An area dividing method that performs a classification process to classify a data group distributed in a space into a plurality of classes, and divides the space into labeled areas identified by the classes, the method comprising:
As a classifier that receives the data group and bias information for biasing the classification process and performs the classification process on the data group, a learning data group and information provided in advance for the learning data group are used. preparing a trained model that has been trained using the correct class and learning bias information that is the bias information derived from the correct class;
a region dividing step of inputting the data group and the bias information for the data group to the classifier and calculating the label region based on the output class classification result;
A region dividing method characterized by having the following.

A learning method for training a classifier that performs classification processing for classifying each of a plurality of data included in a data group obtained by measuring the space into a plurality of classes for each space to be measured, the method comprising:
As the classifier, a learning model is prepared that receives the data group and bias information for biasing the classification process and outputs a class classification result for each of the plurality of data included in the data group. the step of
The bias information is derived from a correct class given in advance to each of a learning data group and a plurality of learning data included in the learning data group, and a correct answer class of each of the plurality of learning data. a step of preparing learning bias information;
a learning step of inputting the learning data group and the learning bias information to the learning model and performing learning to update the learning model based on the error of the output class classification result with respect to the correct answer;
A learning method characterized by having the following.
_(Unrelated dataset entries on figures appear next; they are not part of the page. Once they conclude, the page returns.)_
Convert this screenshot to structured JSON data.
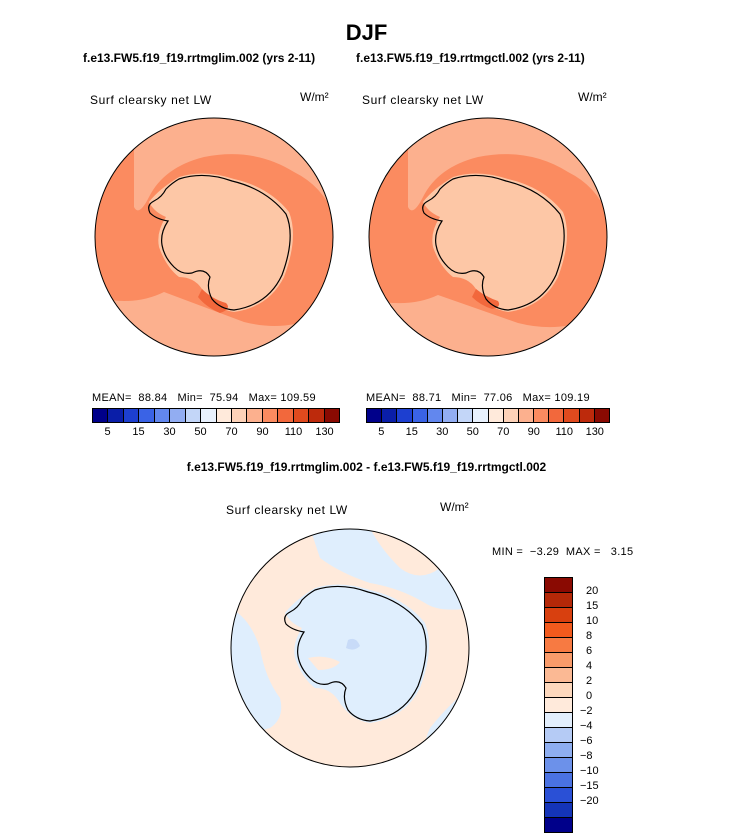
{
  "title": "DJF",
  "panels": [
    {
      "case_title": "f.e13.FW5.f19_f19.rrtmglim.002 (yrs 2-11)",
      "variable": "Surf clearsky net LW",
      "units": "W/m²",
      "stats": "MEAN=  88.84   Min=  75.94   Max= 109.59"
    },
    {
      "case_title": "f.e13.FW5.f19_f19.rrtmgctl.002 (yrs 2-11)",
      "variable": "Surf clearsky net LW",
      "units": "W/m²",
      "stats": "MEAN=  88.71   Min=  77.06   Max= 109.19"
    }
  ],
  "abs_colorbar": {
    "colors": [
      "#00008a",
      "#0a1ea8",
      "#1d3fd0",
      "#3a63e6",
      "#6287ee",
      "#92adf2",
      "#c3d6f8",
      "#e8f1fd",
      "#ffeadb",
      "#fdd2b8",
      "#fcb08e",
      "#fb8b60",
      "#f2683c",
      "#e04a1e",
      "#bd2a0c",
      "#8a0a02"
    ],
    "tick_labels": [
      "5",
      "15",
      "30",
      "50",
      "70",
      "90",
      "110",
      "130"
    ]
  },
  "diff": {
    "title": "f.e13.FW5.f19_f19.rrtmglim.002 - f.e13.FW5.f19_f19.rrtmgctl.002",
    "variable": "Surf clearsky net LW",
    "units": "W/m²",
    "stats": "MIN =  −3.29  MAX =   3.15",
    "colorbar": {
      "colors": [
        "#8a0a02",
        "#b42808",
        "#d8400f",
        "#f25a1d",
        "#f77a42",
        "#f99b6a",
        "#fbb994",
        "#fdd8bd",
        "#ffeadb",
        "#e2eefc",
        "#b5cbf5",
        "#8eaef0",
        "#6c91ea",
        "#4a72e2",
        "#2a50d6",
        "#1434b8",
        "#00008a"
      ],
      "tick_labels": [
        "20",
        "15",
        "10",
        "8",
        "6",
        "4",
        "2",
        "0",
        "−2",
        "−4",
        "−6",
        "−8",
        "−10",
        "−15",
        "−20"
      ]
    }
  },
  "map_colors": {
    "ocean_warm": "#fb8b60",
    "ocean_light": "#fcb08e",
    "ice_pale": "#fdc7a6",
    "ross_hot": "#f2683c",
    "diff_pos": "#ffeadb",
    "diff_neg": "#dfeefd",
    "diff_neg2": "#c8dbf8",
    "coast": "#000000"
  }
}
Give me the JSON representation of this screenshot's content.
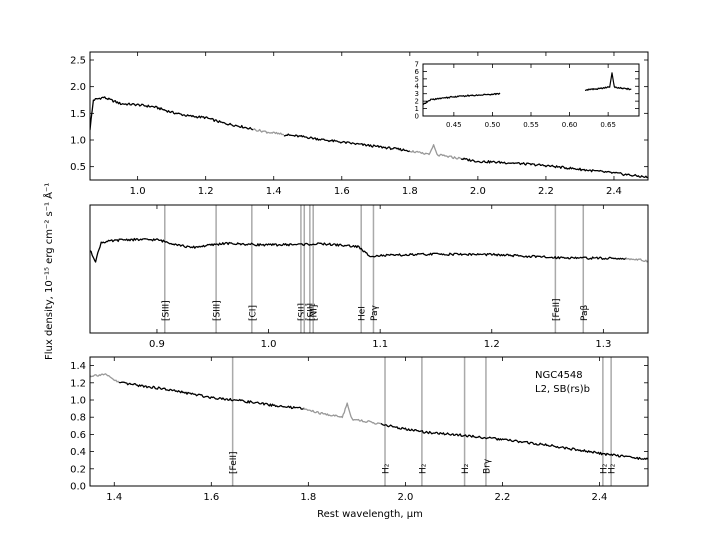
{
  "figure": {
    "ylabel": "Flux density, 10⁻¹⁵ erg cm⁻² s⁻¹ Å⁻¹",
    "xlabel": "Rest wavelength, μm",
    "annotation": [
      "NGC4548",
      "L2,  SB(rs)b"
    ]
  },
  "chart_data": [
    {
      "type": "line",
      "id": "panel-top",
      "xlim": [
        0.86,
        2.5
      ],
      "ylim": [
        0.25,
        2.65
      ],
      "xticks": [
        "1.0",
        "1.2",
        "1.4",
        "1.6",
        "1.8",
        "2.0",
        "2.2",
        "2.4"
      ],
      "xtick_values": [
        1.0,
        1.2,
        1.4,
        1.6,
        1.8,
        2.0,
        2.2,
        2.4
      ],
      "yticks": [
        "0.5",
        "1.0",
        "1.5",
        "2.0",
        "2.5"
      ],
      "ytick_values": [
        0.5,
        1.0,
        1.5,
        2.0,
        2.5
      ],
      "series": [
        {
          "color": "#000000",
          "segments": [
            {
              "x": [
                0.86,
                0.87,
                0.9,
                0.95,
                1.0,
                1.05,
                1.1,
                1.15,
                1.2,
                1.25,
                1.3,
                1.34
              ],
              "y": [
                1.2,
                1.75,
                1.8,
                1.68,
                1.66,
                1.62,
                1.52,
                1.45,
                1.42,
                1.32,
                1.26,
                1.2
              ]
            },
            {
              "x": [
                1.43,
                1.5,
                1.55,
                1.6,
                1.65,
                1.7,
                1.75,
                1.8
              ],
              "y": [
                1.1,
                1.05,
                1.0,
                0.96,
                0.92,
                0.88,
                0.84,
                0.8
              ]
            },
            {
              "x": [
                1.95,
                2.0,
                2.1,
                2.2,
                2.3,
                2.4,
                2.5
              ],
              "y": [
                0.65,
                0.6,
                0.57,
                0.52,
                0.45,
                0.38,
                0.3
              ]
            }
          ]
        },
        {
          "color": "#999999",
          "segments": [
            {
              "x": [
                1.34,
                1.38,
                1.43
              ],
              "y": [
                1.2,
                1.15,
                1.1
              ]
            },
            {
              "x": [
                1.8,
                1.84,
                1.86,
                1.87,
                1.88,
                1.9,
                1.95
              ],
              "y": [
                0.8,
                0.74,
                0.75,
                0.9,
                0.72,
                0.7,
                0.65
              ]
            }
          ]
        }
      ],
      "inset": {
        "xlim": [
          0.41,
          0.69
        ],
        "ylim": [
          0,
          7
        ],
        "xticks": [
          "0.45",
          "0.50",
          "0.55",
          "0.60",
          "0.65"
        ],
        "xtick_values": [
          0.45,
          0.5,
          0.55,
          0.6,
          0.65
        ],
        "yticks": [
          "0",
          "1",
          "2",
          "3",
          "4",
          "5",
          "6",
          "7"
        ],
        "ytick_values": [
          0,
          1,
          2,
          3,
          4,
          5,
          6,
          7
        ],
        "segments": [
          {
            "x": [
              0.41,
              0.42,
              0.45,
              0.48,
              0.51
            ],
            "y": [
              1.5,
              2.2,
              2.6,
              2.8,
              3.0
            ]
          },
          {
            "x": [
              0.62,
              0.64,
              0.652,
              0.655,
              0.658,
              0.67,
              0.68
            ],
            "y": [
              3.5,
              3.7,
              3.9,
              5.8,
              3.9,
              3.7,
              3.6
            ]
          }
        ]
      }
    },
    {
      "type": "line",
      "id": "panel-middle",
      "xlim": [
        0.84,
        1.34
      ],
      "ylim": [
        0.0,
        2.4
      ],
      "xticks": [
        "0.9",
        "1.0",
        "1.1",
        "1.2",
        "1.3"
      ],
      "xtick_values": [
        0.9,
        1.0,
        1.1,
        1.2,
        1.3
      ],
      "series": [
        {
          "color": "#000000",
          "segments": [
            {
              "x": [
                0.84,
                0.845,
                0.85,
                0.87,
                0.9,
                0.93,
                0.96,
                1.0,
                1.05,
                1.08,
                1.09,
                1.1,
                1.15,
                1.2,
                1.25,
                1.3,
                1.32
              ],
              "y": [
                1.55,
                1.35,
                1.7,
                1.75,
                1.75,
                1.6,
                1.68,
                1.65,
                1.67,
                1.62,
                1.45,
                1.45,
                1.48,
                1.47,
                1.42,
                1.4,
                1.4
              ]
            }
          ]
        },
        {
          "color": "#999999",
          "segments": [
            {
              "x": [
                1.32,
                1.34
              ],
              "y": [
                1.4,
                1.35
              ]
            }
          ]
        }
      ],
      "lines": [
        {
          "x": 0.907,
          "label": "[SIII]"
        },
        {
          "x": 0.953,
          "label": "[SIII]"
        },
        {
          "x": 0.985,
          "label": "[CI]"
        },
        {
          "x": 1.029,
          "label": "[SII]"
        },
        {
          "x": 1.032,
          "label": ""
        },
        {
          "x": 1.037,
          "label": "[SII]"
        },
        {
          "x": 1.04,
          "label": "[NI]"
        },
        {
          "x": 1.083,
          "label": "HeI"
        },
        {
          "x": 1.094,
          "label": "Paγ"
        },
        {
          "x": 1.257,
          "label": "[FeII]"
        },
        {
          "x": 1.282,
          "label": "Paβ"
        }
      ]
    },
    {
      "type": "line",
      "id": "panel-bottom",
      "xlim": [
        1.35,
        2.5
      ],
      "ylim": [
        0.0,
        1.5
      ],
      "xticks": [
        "1.4",
        "1.6",
        "1.8",
        "2.0",
        "2.2",
        "2.4"
      ],
      "xtick_values": [
        1.4,
        1.6,
        1.8,
        2.0,
        2.2,
        2.4
      ],
      "yticks": [
        "0.0",
        "0.2",
        "0.4",
        "0.6",
        "0.8",
        "1.0",
        "1.2",
        "1.4"
      ],
      "ytick_values": [
        0.0,
        0.2,
        0.4,
        0.6,
        0.8,
        1.0,
        1.2,
        1.4
      ],
      "series": [
        {
          "color": "#999999",
          "segments": [
            {
              "x": [
                1.35,
                1.38,
                1.41
              ],
              "y": [
                1.28,
                1.3,
                1.2
              ]
            },
            {
              "x": [
                1.79,
                1.82,
                1.85,
                1.87,
                1.88,
                1.89,
                1.91,
                1.93,
                1.95
              ],
              "y": [
                0.9,
                0.85,
                0.82,
                0.8,
                0.96,
                0.78,
                0.76,
                0.74,
                0.72
              ]
            }
          ]
        },
        {
          "color": "#000000",
          "segments": [
            {
              "x": [
                1.41,
                1.45,
                1.5,
                1.55,
                1.6,
                1.65,
                1.7,
                1.75,
                1.79
              ],
              "y": [
                1.2,
                1.17,
                1.13,
                1.08,
                1.03,
                1.0,
                0.96,
                0.92,
                0.9
              ]
            },
            {
              "x": [
                1.95,
                2.0,
                2.05,
                2.1,
                2.15,
                2.2,
                2.3,
                2.4,
                2.5
              ],
              "y": [
                0.72,
                0.66,
                0.62,
                0.6,
                0.57,
                0.54,
                0.47,
                0.38,
                0.31
              ]
            }
          ]
        }
      ],
      "lines": [
        {
          "x": 1.644,
          "label": "[FeII]"
        },
        {
          "x": 1.958,
          "label": "H₂"
        },
        {
          "x": 2.034,
          "label": "H₂"
        },
        {
          "x": 2.122,
          "label": "H₂"
        },
        {
          "x": 2.166,
          "label": "Brγ"
        },
        {
          "x": 2.407,
          "label": "H₂"
        },
        {
          "x": 2.424,
          "label": "H₂"
        }
      ]
    }
  ]
}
A program that causes a computer to perform a classification process to classify a data group distributed in a space into a plurality of classes, and to divide the space into label areas identified by the classes, the program comprising:
the computer,
As a classifier that receives the data group and bias information for biasing the classification process and performs the classification process on the data group, a learning data group and information provided in advance for the learning data group are used. a classifier storage means that stores a trained model that has been trained using a correct class and learning bias information that is the bias information derived from the correct class;
region dividing means for inputting the data group and the bias information for the data group into the classifier and calculating the label region based on the output class classification result;
An area division program characterized by functioning as a.

A program that causes a computer to perform processing to train a classifier that performs classification processing to classify each of multiple data included in a data group obtained by measuring the space into multiple classes for each space to be measured. hand,
the computer,
The classifier stores a learning model that receives the data group and bias information for biasing the classification process and outputs a class classification result for each of the plurality of data included in the data group. learning model storage means for
The bias information is derived from a correct class given in advance to each of a learning data group and a plurality of learning data included in the learning data group, and a correct answer class of each of the plurality of learning data. learning data storage means storing learning bias information; and
learning means that inputs the learning data group and the learning bias information into the learning model, and performs learning to update the learning model based on the error of the output class classification result with respect to the correct answer;
A learning program that is characterized by functioning as a.